O protesto foi proposto pelo empreendedor social Ítalo Alves pelo Facebook. Mãe da menina, Mara* publicou relato em uma rede social que denunciou prática transfóbica contra a filha Lara*. A direção "recomendou" que a família procurasse outra escola para "atender às necessidades" da aluna.

“Sou cofundador de uma ONG LGBT%2b chamada TODXS e do Movimento Acredito. Levantamos as bandeiras do combate a LGBTfobia na sociedade brasileira. Ao ler sobre a notícia, entrei em contato com a mãe da vítima e solicitei autorização para organizar o evento”, contou Ítalo. A manifestação está prevista para começar às 16 horas, em frente à escola da adolescente. “Tragam seus cartazes e convidem seus amigos e amigas, pois não podemos deixar mais um caso de transfobia ficar impune na nossa cidade”, convida.
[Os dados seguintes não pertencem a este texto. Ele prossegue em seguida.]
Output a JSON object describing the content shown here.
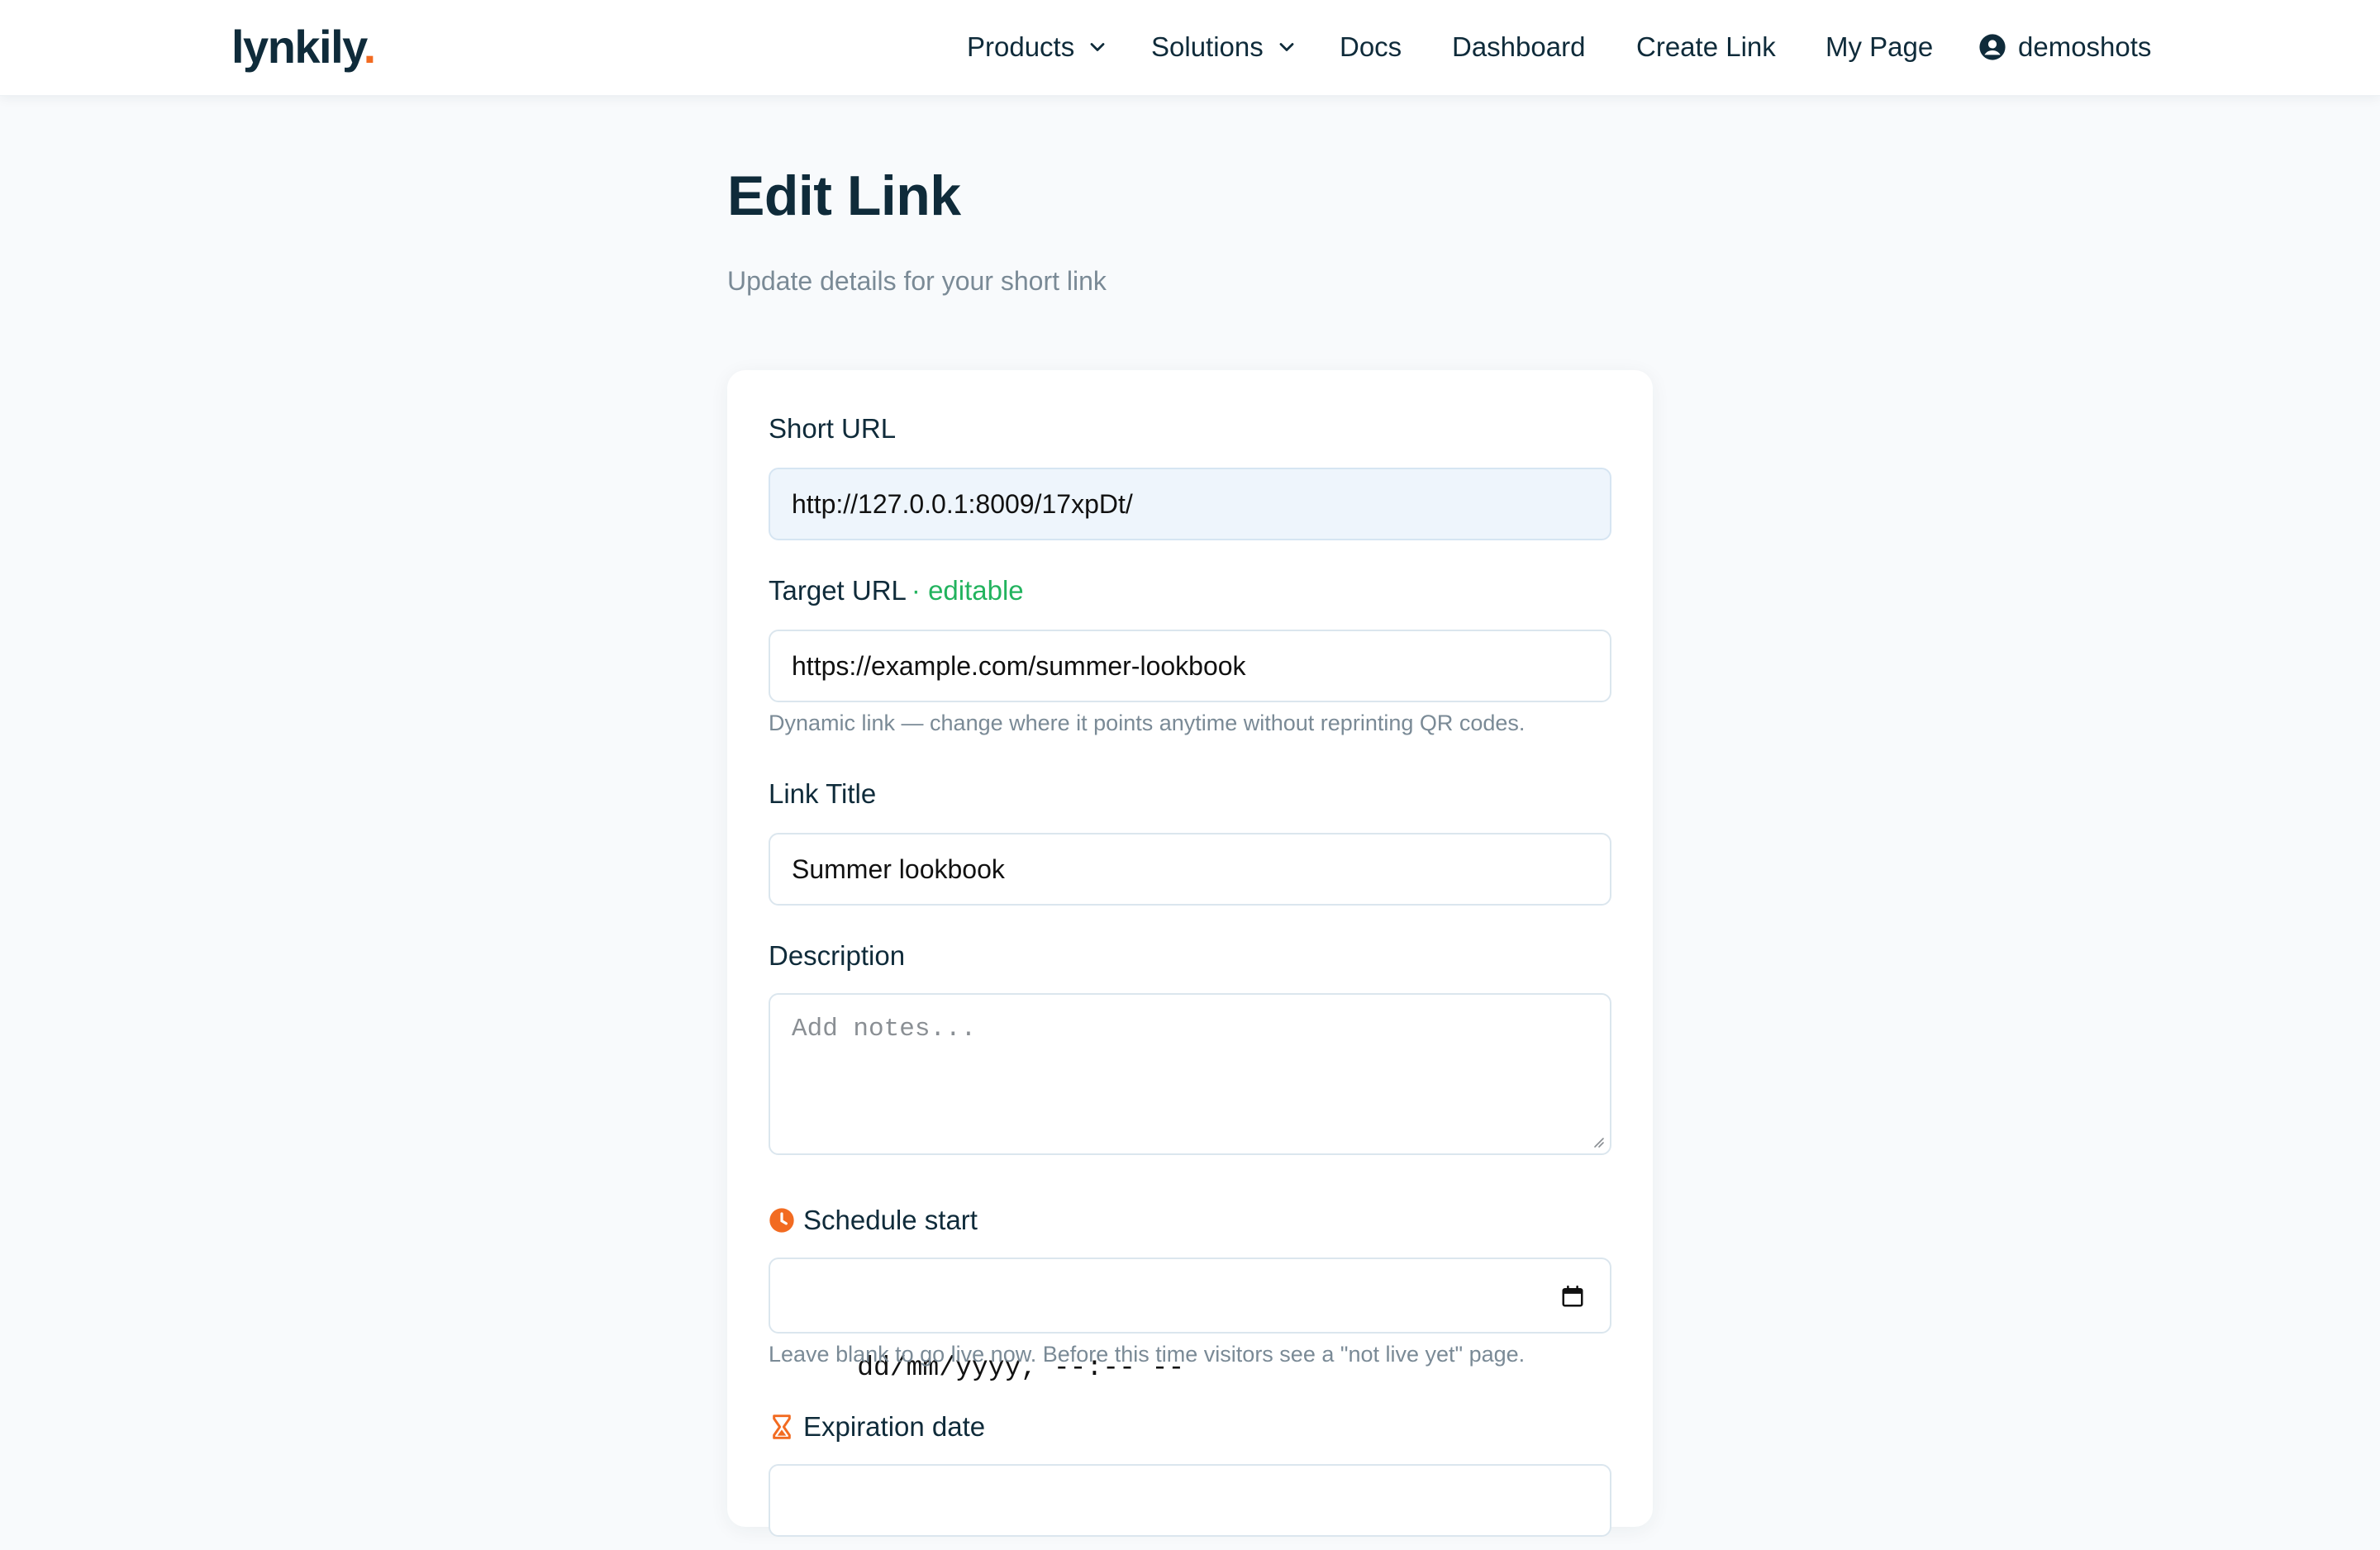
{
  "header": {
    "logo_text": "lynkily",
    "logo_dot": ".",
    "nav": {
      "products": "Products",
      "solutions": "Solutions",
      "docs": "Docs",
      "dashboard": "Dashboard",
      "create_link": "Create Link",
      "my_page": "My Page",
      "user": "demoshots"
    }
  },
  "page": {
    "title": "Edit Link",
    "subtitle": "Update details for your short link"
  },
  "form": {
    "short_url": {
      "label": "Short URL",
      "value": "http://127.0.0.1:8009/17xpDt/"
    },
    "target_url": {
      "label": "Target URL",
      "badge": "· editable",
      "value": "https://example.com/summer-lookbook",
      "help": "Dynamic link — change where it points anytime without reprinting QR codes."
    },
    "link_title": {
      "label": "Link Title",
      "value": "Summer lookbook"
    },
    "description": {
      "label": "Description",
      "placeholder": "Add notes..."
    },
    "schedule_start": {
      "label": "Schedule start",
      "value": "dd/mm/yyyy, --:-- --",
      "help": "Leave blank to go live now. Before this time visitors see a \"not live yet\" page."
    },
    "expiration": {
      "label": "Expiration date"
    }
  },
  "colors": {
    "brand_dark": "#0f2b3a",
    "accent_orange": "#f26b21",
    "editable_green": "#22b35e"
  }
}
Em outubro deste ano, O POVO publicou reportagem sobre a transição que Lara vivencia para o gênero feminino.

Conforme a publicação, a escola não respeitou a adoção do nome social, garantido pela resolução nº 12/2015 do Conselho de Combate à Discriminação e Pomoções dos Direitos de Lésbicas, Gays, Travestis e Transexuais (CNCD/LGBT). A resolução garante o tratamento por nome social "em todos os níveis e modalidades" mediante solicitação da pessoa interessada, sem qualquer tipo de objeção.

A família de Lara registrou um Boletim de Ocorrência (B.O.) na Delegacia de Combate a Exploração da Criança e Adolescente (Dececa). O Centro de Referência LGBT Janaina Dutra acompanha o caso.
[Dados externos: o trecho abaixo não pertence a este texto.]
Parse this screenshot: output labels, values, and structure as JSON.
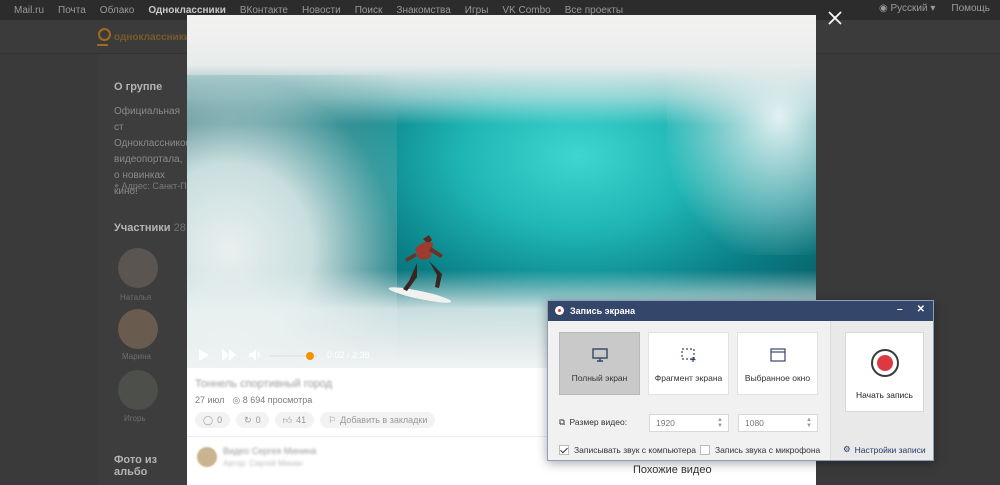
{
  "topbar": {
    "links": [
      "Mail.ru",
      "Почта",
      "Облако",
      "Одноклассники",
      "ВКонтакте",
      "Новости",
      "Поиск",
      "Знакомства",
      "Игры",
      "VK Combo",
      "Все проекты"
    ],
    "language": "Русский",
    "help": "Помощь"
  },
  "ok": {
    "logo_text": "одноклассники",
    "about_title": "О группе",
    "about_text": "Официальная ст Одноклассников видеопортала, о новинках кино!",
    "address": "Адрес: Санкт-П",
    "members_title": "Участники",
    "members_count": "28",
    "member_names": [
      "Наталья",
      "Марина",
      "Игорь"
    ],
    "photos_title": "Фото из альбо"
  },
  "video": {
    "time": "0:02 / 2:38",
    "title": "Тоннель спортивный город",
    "date": "27 июл",
    "views": "8 694 просмотра",
    "comments": "0",
    "shares": "0",
    "likes": "41",
    "bookmark": "Добавить в закладки",
    "comment_author": "Видео Сергея Минина",
    "comment_sub": "Автор: Сергей Минин",
    "similar": "Похожие видео",
    "volume_level": 0.75
  },
  "recorder": {
    "title": "Запись экрана",
    "modes": [
      {
        "label": "Полный экран",
        "icon": "monitor-icon",
        "active": true
      },
      {
        "label": "Фрагмент экрана",
        "icon": "fragment-select-icon",
        "active": false
      },
      {
        "label": "Выбранное окно",
        "icon": "window-icon",
        "active": false
      }
    ],
    "video_size_label": "Размер видео:",
    "width": "1920",
    "height": "1080",
    "record_system_audio": "Записывать звук с компьютера",
    "record_system_audio_checked": true,
    "record_mic": "Запись звука с микрофона",
    "record_mic_checked": false,
    "start_label": "Начать запись",
    "settings_label": "Настройки записи"
  },
  "colors": {
    "accent_orange": "#f29200",
    "recorder_title_bg": "#34466a",
    "record_red": "#dc3a40"
  }
}
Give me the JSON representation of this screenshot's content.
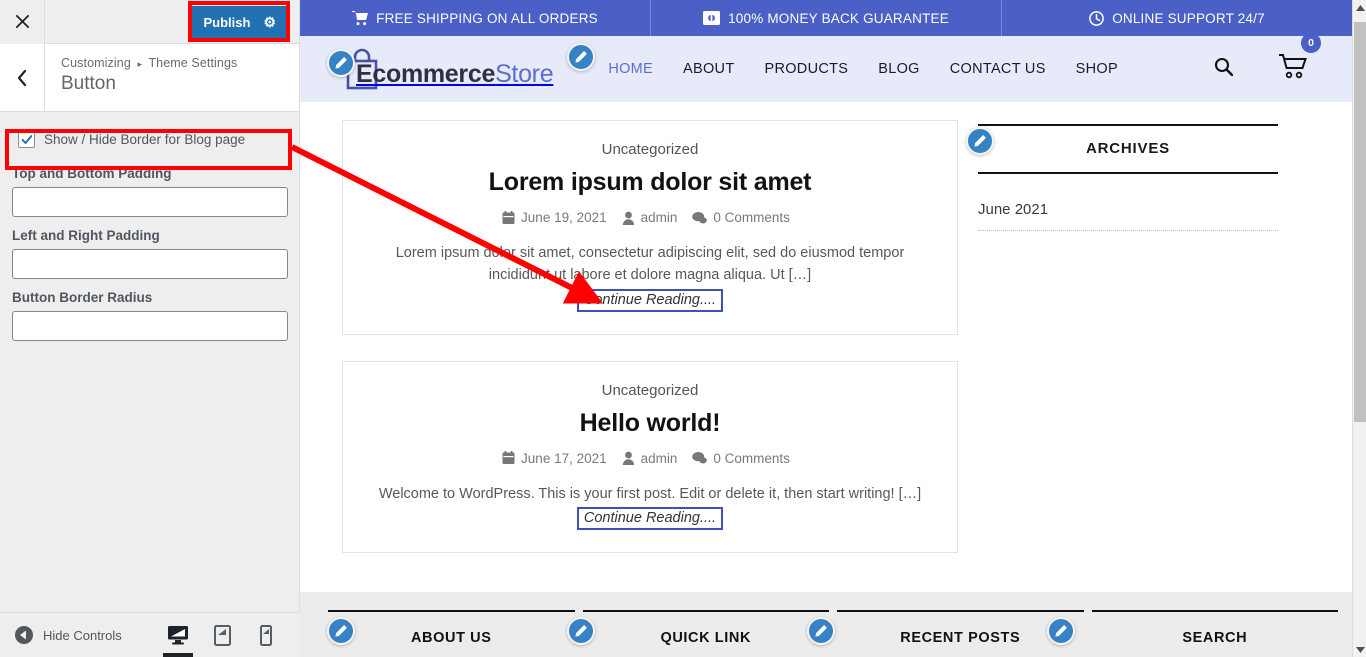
{
  "customizer": {
    "close_icon": "close-icon",
    "publish_label": "Publish",
    "publish_gear_icon": "gear-icon",
    "back_icon": "chevron-left-icon",
    "breadcrumb_root": "Customizing",
    "breadcrumb_sep": "▸",
    "breadcrumb_parent": "Theme Settings",
    "page_title": "Button",
    "checkbox": {
      "label": "Show / Hide Border for Blog page",
      "checked": true
    },
    "fields": [
      {
        "label": "Top and Bottom Padding",
        "value": "",
        "placeholder": ""
      },
      {
        "label": "Left and Right Padding",
        "value": "",
        "placeholder": ""
      },
      {
        "label": "Button Border Radius",
        "value": "",
        "placeholder": ""
      }
    ],
    "footer": {
      "hide_controls_label": "Hide Controls",
      "devices": [
        {
          "name": "desktop",
          "active": true
        },
        {
          "name": "tablet",
          "active": false
        },
        {
          "name": "mobile",
          "active": false
        }
      ]
    },
    "accent_color": "#2271b1"
  },
  "site": {
    "topbar": {
      "background": "#4a60c6",
      "items": [
        {
          "icon": "shopping-cart-icon",
          "text": "FREE SHIPPING ON ALL ORDERS"
        },
        {
          "icon": "money-icon",
          "text": "100% MONEY BACK GUARANTEE"
        },
        {
          "icon": "clock-icon",
          "text": "ONLINE SUPPORT 24/7"
        }
      ]
    },
    "header": {
      "background": "#e7eaf8",
      "logo_icon": "shopping-bag-icon",
      "logo_primary": "Ecommerce",
      "logo_secondary": "Store",
      "nav": [
        {
          "label": "HOME",
          "active": true
        },
        {
          "label": "ABOUT",
          "active": false
        },
        {
          "label": "PRODUCTS",
          "active": false
        },
        {
          "label": "BLOG",
          "active": false
        },
        {
          "label": "CONTACT US",
          "active": false
        },
        {
          "label": "SHOP",
          "active": false
        }
      ],
      "search_icon": "search-icon",
      "cart_icon": "cart-icon",
      "cart_count": "0"
    },
    "posts": [
      {
        "category": "Uncategorized",
        "title": "Lorem ipsum dolor sit amet",
        "date": "June 19, 2021",
        "author": "admin",
        "comments": "0 Comments",
        "excerpt": "Lorem ipsum dolor sit amet, consectetur adipiscing elit, sed do eiusmod tempor incididunt ut labore et dolore magna aliqua. Ut […]",
        "continue_label": "Continue Reading...."
      },
      {
        "category": "Uncategorized",
        "title": "Hello world!",
        "date": "June 17, 2021",
        "author": "admin",
        "comments": "0 Comments",
        "excerpt": "Welcome to WordPress. This is your first post. Edit or delete it, then start writing! […]",
        "continue_label": "Continue Reading...."
      }
    ],
    "sidebar": {
      "widget_title": "ARCHIVES",
      "items": [
        "June 2021"
      ]
    },
    "footer_columns": [
      {
        "title": "ABOUT US"
      },
      {
        "title": "QUICK LINK"
      },
      {
        "title": "RECENT POSTS"
      },
      {
        "title": "SEARCH"
      }
    ]
  },
  "annotations": {
    "highlight_color": "#ff0000",
    "arrow_color": "#ff0000",
    "boxes": [
      {
        "name": "publish-button-highlight"
      },
      {
        "name": "checkbox-row-highlight"
      }
    ],
    "arrow": {
      "name": "pointer-arrow",
      "from": "checkbox-row",
      "to": "continue-reading-link"
    }
  }
}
Questionada pelo O POVO Online sobre a matrícula da estudante para 2018, a escola responde, usando o nome civil da criança, que a matrícula continua vigente para este ano. A última prova de Lara foi realizada nesta terça-feira.

A instituição assume que a família foi chamada para conversar "sobre a situação da mudança do nome e comportamento" e que o nome social ainda não foi incluído no sistema nacional por falta do "campo" para incluir.
* Os sobrenomes foram retirados a pedido da família.